Yargıtay Başkanı Akarcalı, yeni adli yıl açılış töreninde yaptığı konuşmada Gülşen ile ilgili eleştirilere şöyle yanıt verdi:
“Hatalı bir karar üzerinden tüm yargı sisteminin hedef alınarak yıpratılması doğru değil.”
İlk bakışta haklı Sayın Başkan.
Ama sadece ilk bakışta.
Zira….
Cümlenin sonundan gidelim:
Kimse yargı sistemini yıpratma peşinde değil, yargı ne yapıyorsa kendi kendine yapıyor.
Vatandaş nasıl yıpratabilir ki; eleştirerek mi?..
Ama yargının verdiği kararlar kah Anayasa Mahkemesi’nden hak ihlali ile dönüyorsa, buna rağmen yerel mahkemeler Anayasa Mahkemesi’ne tabiri caizse kafa tutuyorsa, kaale almıyorsa…
Ergenekon gibi, Balyoz gibi zaten inanılmaz şekilde açılan ve görülen davalar başta olmak üzere pek çok kamuoyuna yansıyan veya yansımayan davada AİHM kararları ile Türkiye mahkum oluyorsa…
Kimin yargıyı hedef alması gerekir ki?..
Yargı tel tel dökülüyor.
2015’de açılan basit bir alacak davası 10 yıl sürerken Bakanlığın dava açılışında vatandaşa verdiği bilgi notunda davanız şu kadar gün sürecek şeklindeki bilgi notunun ne önemi var?

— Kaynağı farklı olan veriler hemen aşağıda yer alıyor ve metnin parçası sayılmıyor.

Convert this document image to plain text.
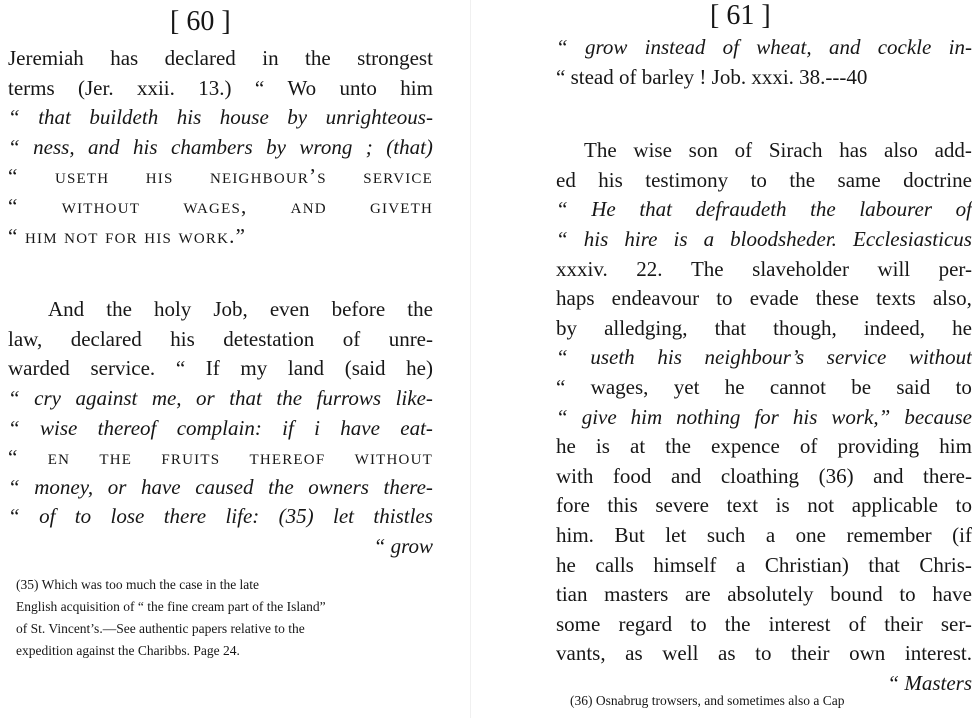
[ 60 ]
Jeremiah has declared in the strongest
terms (Jer. xxii. 13.) “ Wo unto him
“ that buildeth his house by unrighteous-
“ ness, and his chambers by wrong ; (that)
“ useth his neighbour’s service
“ without wages, and giveth
“ him not for his work.”
And the holy Job, even before the
law, declared his detestation of unre-
warded service. “ If my land (said he)
“ cry against me, or that the furrows like-
“ wise thereof complain: if i have eat-
“ en the fruits thereof without
“ money, or have caused the owners there-
“ of to lose there life: (35) let thistles
“ grow
(35) Which was too much the case in the late
English acquisition of “ the fine cream part of the Island”
of St. Vincent’s.—See authentic papers relative to the
expedition against the Charibbs. Page 24.
[ 61 ]
“ grow instead of wheat, and cockle in-
“ stead of barley ! Job. xxxi. 38.---40
The wise son of Sirach has also add-
ed his testimony to the same doctrine
“ He that defraudeth the labourer of
“ his hire is a bloodsheder. Ecclesiasticus
xxxiv. 22. The slaveholder will per-
haps endeavour to evade these texts also,
by alledging, that though, indeed, he
“ useth his neighbour’s service without
“ wages, yet he cannot be said to
“ give him nothing for his work,” because
he is at the expence of providing him
with food and cloathing (36) and there-
fore this severe text is not applicable to
him. But let such a one remember (if
he calls himself a Christian) that Chris-
tian masters are absolutely bound to have
some regard to the interest of their ser-
vants, as well as to their own interest.
“ Masters
(36) Osnabrug trowsers, and sometimes also a Cap
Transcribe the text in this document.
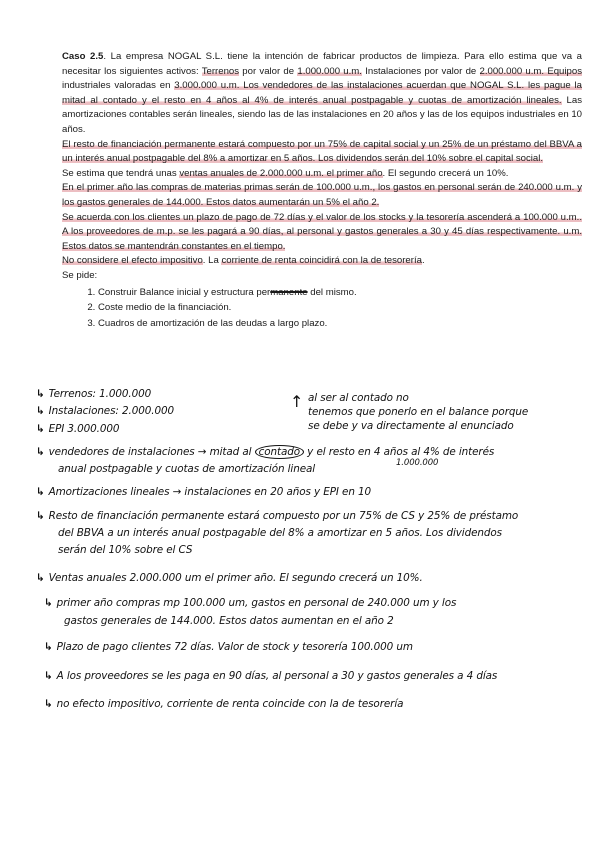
Caso 2.5. La empresa NOGAL S.L. tiene la intención de fabricar productos de limpieza. Para ello estima que va a necesitar los siguientes activos: Terrenos por valor de 1.000.000 u.m. Instalaciones por valor de 2.000.000 u.m. Equipos industriales valoradas en 3.000.000 u.m. Los vendedores de las instalaciones acuerdan que NOGAL S.L. les pague la mitad al contado y el resto en 4 años al 4% de interés anual postpagable y cuotas de amortización lineales. Las amortizaciones contables serán lineales, siendo las de las instalaciones en 20 años y las de los equipos industriales en 10 años.

El resto de financiación permanente estará compuesto por un 75% de capital social y un 25% de un préstamo del BBVA a un interés anual postpagable del 8% a amortizar en 5 años. Los dividendos serán del 10% sobre el capital social.

Se estima que tendrá unas ventas anuales de 2.000.000 u.m. el primer año. El segundo crecerá un 10%.

En el primer año las compras de materias primas serán de 100.000 u.m., los gastos en personal serán de 240.000 u.m. y los gastos generales de 144.000. Estos datos aumentarán un 5% el año 2.

Se acuerda con los clientes un plazo de pago de 72 días y el valor de los stocks y la tesorería ascenderá a 100.000 u.m.. A los proveedores de m.p. se les pagará a 90 días, al personal y gastos generales a 30 y 45 días respectivamente. u.m. Estos datos se mantendrán constantes en el tiempo.

No considere el efecto impositivo. La corriente de renta coincidirá con la de tesorería.

Se pide:

1. Construir Balance inicial y estructura permanente del mismo.
2. Coste medio de la financiación.
3. Cuadros de amortización de las deudas a largo plazo.
↳ Terrenos: 1.000.000
↳ Instalaciones: 2.000.000
↳ EPI 3.000.000
↑ al ser al contado no
tenemos que ponerlo en el balance porque
se debe y va directamente al enunciado
↳ vendedores de instalaciones → mitad al contado y el resto en 4 años al 4% de interés
anual postpagable y cuotas de amortización lineal	1.000.000
↳ Amortizaciones lineales → instalaciones en 20 años y EPI en 10
↳ Resto de financiación permanente estará compuesto por un 75% de CS y 25% de préstamo
del BBVA a un interés anual postpagable del 8% a amortizar en 5 años. Los dividendos
serán del 10% sobre el CS
↳ Ventas anuales 2.000.000 um el primer año. El segundo crecerá un 10%.
↳ primer año compras mp 100.000 um, gastos en personal de 240.000 um y los
gastos generales de 144.000. Estos datos aumentan en el año 2
↳ Plazo de pago clientes 72 días. Valor de stock y tesorería 100.000 um
↳ A los proveedores se les paga en 90 días, al personal a 30 y gastos generales a 4 días
↳ no efecto impositivo, corriente de renta coincide con la de tesorería
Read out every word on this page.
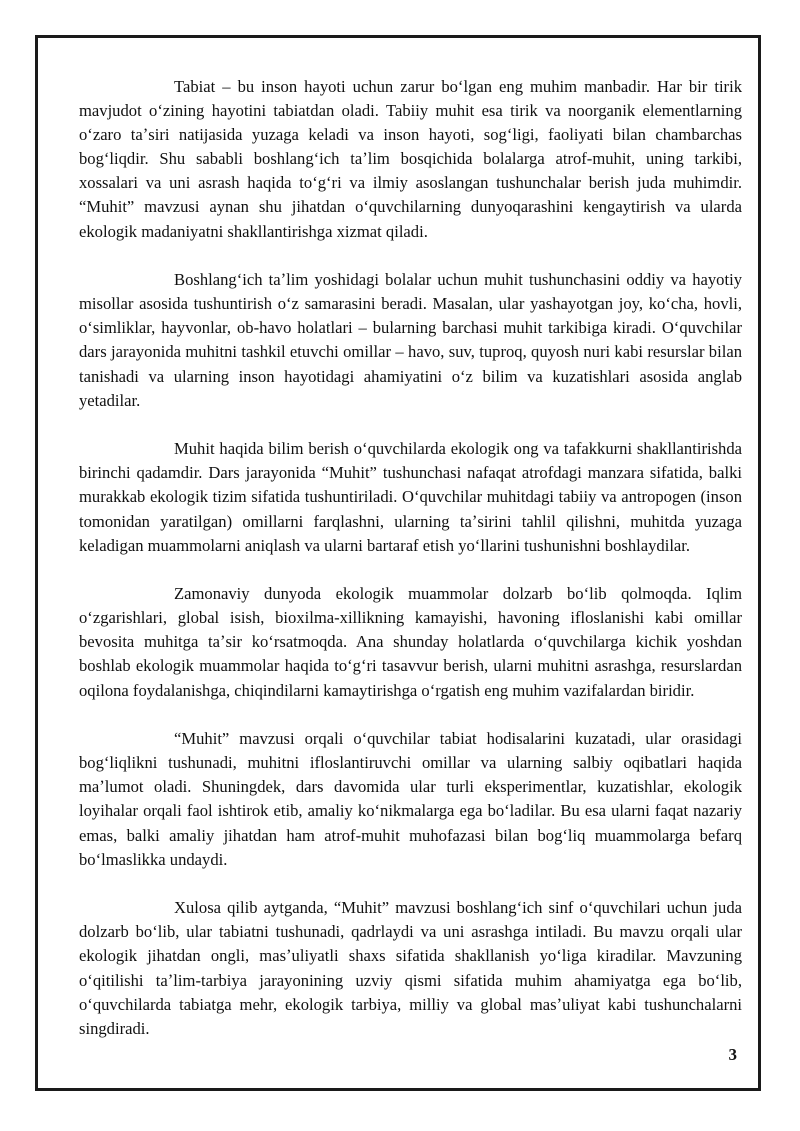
Tabiat – bu inson hayoti uchun zarur boʻlgan eng muhim manbadir. Har bir tirik mavjudot oʻzining hayotini tabiatdan oladi. Tabiiy muhit esa tirik va noorganik elementlarning oʻzaro taʼsiri natijasida yuzaga keladi va inson hayoti, sogʻligi, faoliyati bilan chambarchas bogʻliqdir. Shu sababli boshlangʻich taʼlim bosqichida bolalarga atrof-muhit, uning tarkibi, xossalari va uni asrash haqida toʻgʻri va ilmiy asoslangan tushunchalar berish juda muhimdir. “Muhit” mavzusi aynan shu jihatdan oʻquvchilarning dunyoqarashini kengaytirish va ularda ekologik madaniyatni shakllantirishga xizmat qiladi.

Boshlangʻich taʼlim yoshidagi bolalar uchun muhit tushunchasini oddiy va hayotiy misollar asosida tushuntirish oʻz samarasini beradi. Masalan, ular yashayotgan joy, koʻcha, hovli, oʻsimliklar, hayvonlar, ob-havo holatlari – bularning barchasi muhit tarkibiga kiradi. Oʻquvchilar dars jarayonida muhitni tashkil etuvchi omillar – havo, suv, tuproq, quyosh nuri kabi resurslar bilan tanishadi va ularning inson hayotidagi ahamiyatini oʻz bilim va kuzatishlari asosida anglab yetadilar.

Muhit haqida bilim berish oʻquvchilarda ekologik ong va tafakkurni shakllantirishda birinchi qadamdir. Dars jarayonida “Muhit” tushunchasi nafaqat atrofdagi manzara sifatida, balki murakkab ekologik tizim sifatida tushuntiriladi. Oʻquvchilar muhitdagi tabiiy va antropogen (inson tomonidan yaratilgan) omillarni farqlashni, ularning taʼsirini tahlil qilishni, muhitda yuzaga keladigan muammolarni aniqlash va ularni bartaraf etish yoʻllarini tushunishni boshlaydilar.

Zamonaviy dunyoda ekologik muammolar dolzarb boʻlib qolmoqda. Iqlim oʻzgarishlari, global isish, bioxilma-xillikning kamayishi, havoning ifloslanishi kabi omillar bevosita muhitga taʼsir koʻrsatmoqda. Ana shunday holatlarda oʻquvchilarga kichik yoshdan boshlab ekologik muammolar haqida toʻgʻri tasavvur berish, ularni muhitni asrashga, resurslardan oqilona foydalanishga, chiqindilarni kamaytirishga oʻrgatish eng muhim vazifalardan biridir.

“Muhit” mavzusi orqali oʻquvchilar tabiat hodisalarini kuzatadi, ular orasidagi bogʻliqlikni tushunadi, muhitni ifloslantiruvchi omillar va ularning salbiy oqibatlari haqida maʼlumot oladi. Shuningdek, dars davomida ular turli eksperimentlar, kuzatishlar, ekologik loyihalar orqali faol ishtirok etib, amaliy koʻnikmalarga ega boʻladilar. Bu esa ularni faqat nazariy emas, balki amaliy jihatdan ham atrof-muhit muhofazasi bilan bogʻliq muammolarga befarq boʻlmaslikka undaydi.

Xulosa qilib aytganda, “Muhit” mavzusi boshlangʻich sinf oʻquvchilari uchun juda dolzarb boʻlib, ular tabiatni tushunadi, qadrlaydi va uni asrashga intiladi. Bu mavzu orqali ular ekologik jihatdan ongli, masʼuliyatli shaxs sifatida shakllanish yoʻliga kiradilar. Mavzuning oʻqitilishi taʼlim-tarbiya jarayonining uzviy qismi sifatida muhim ahamiyatga ega boʻlib, oʻquvchilarda tabiatga mehr, ekologik tarbiya, milliy va global masʼuliyat kabi tushunchalarni singdiradi.

3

Herkes hakkını arama derdindeyken geçiniz ceza davalarını…
Basit bir alacak davasını düşünün 2015’de dolar kaç liraydı, şimdi kaç lira; sizin mahkeme kararında uyguladığınız yüzde 9’luk yasal faiz bunu telafi edebilir mi?..
Başkan’ın cümlesinin ortasına bakalım:
Tüm yargı sisteminin hedef alınarak…diyor da…
Kimse hedef almıyor yargıyı.
Yargı kendi kendine yapıyor her şeyi….
Gülşen, tutuklamaya yapılan itiraz ile tahliye edildi de ev hapsiyle tahliye, hukuka uygun mu?..
Cümlenin başına dönelim o halde:
“Hatalı bir karar üzerinden…..”
Aynen de öyle.
Hatalı bir karar üzerinden bazen tüm yargı sistemine yazık olabiliyor.
Çünkü bu kararların çoğu bile bile lades.
Hukuk fakültesini bitiren herkes, hakim savcı olsun olmasın, Gülşen ile tutuklama kararı verilemeyeceğini bilir.
Çünkü CMK; tutukluluk şartlarını açıkça ortaya koymuştur.
Siz bu şartları görmezden gelerek karar verirseniz kusura bakmayın tüm yargı töhmet altında kalır, çünkü yargıya güven kaybolur.
Bu suçlamayla tutuklama talebinde bulunan C. Savcısı da, talep doğrultusunda tutuklama kararı veren hakim de o nedenle yine hukuki tabirle söyleyelim, fahiş hata yapmıştır.
Fahiş hatalar hukukta affedilmez, ancak fakülte öğrencisinin hatası ders notu olarak yansır.
Siz savcı ve hakim olarak 2+2 işleminin sonucuna 4 diyeceğiniz yerde hayır bunun sonucu 5 derseniz eğer; bu sistemde sorun vardır.
O hakim ve savcının nasıl hakim ve savcı olabildiğinden tutun siyasi etki altında kalınıp kalınmadığına kadar her türlü eleştiri de gelir.
Doğaldır.
O yüzden o kadar kolay değil.
Bir bir verilen pek çok hatalı karar var önümüzde.
Basına yansıyan ve yansımayan.
Ki kamuoyuna yansıyan adli facialar zaten buzdağının görünen yüzü.
En çok Yargıtay bilmiyor mu temyiz incelemelerinde mahkemelerden nasıl kararlar verildiğini?
Saç baş yolmuyorlar mı?…
Peki Yargıtay’ın aynı dairesi bir gün A dediğine ertesi gün Z demiyor mu?..
Yargıtay’daki bazı dosyalar temyiz incelemesinden 7-8 yılda geliyorken bazı dosyalar nasıl 5 günde gelebiliyor?…
O yüzden Sayın Yargıtay Başkanı’nın o cümlesi sadece ilk bakışta doğru…
Ama yavaş yavaş okuyun; hiç de doğru değil.
Çünkü ne yaparsa yargı kendi kendine yapıyor ve liyakat ne yazık ki artık yargı alanında da geçmişe göre çok ama çok feci durumda!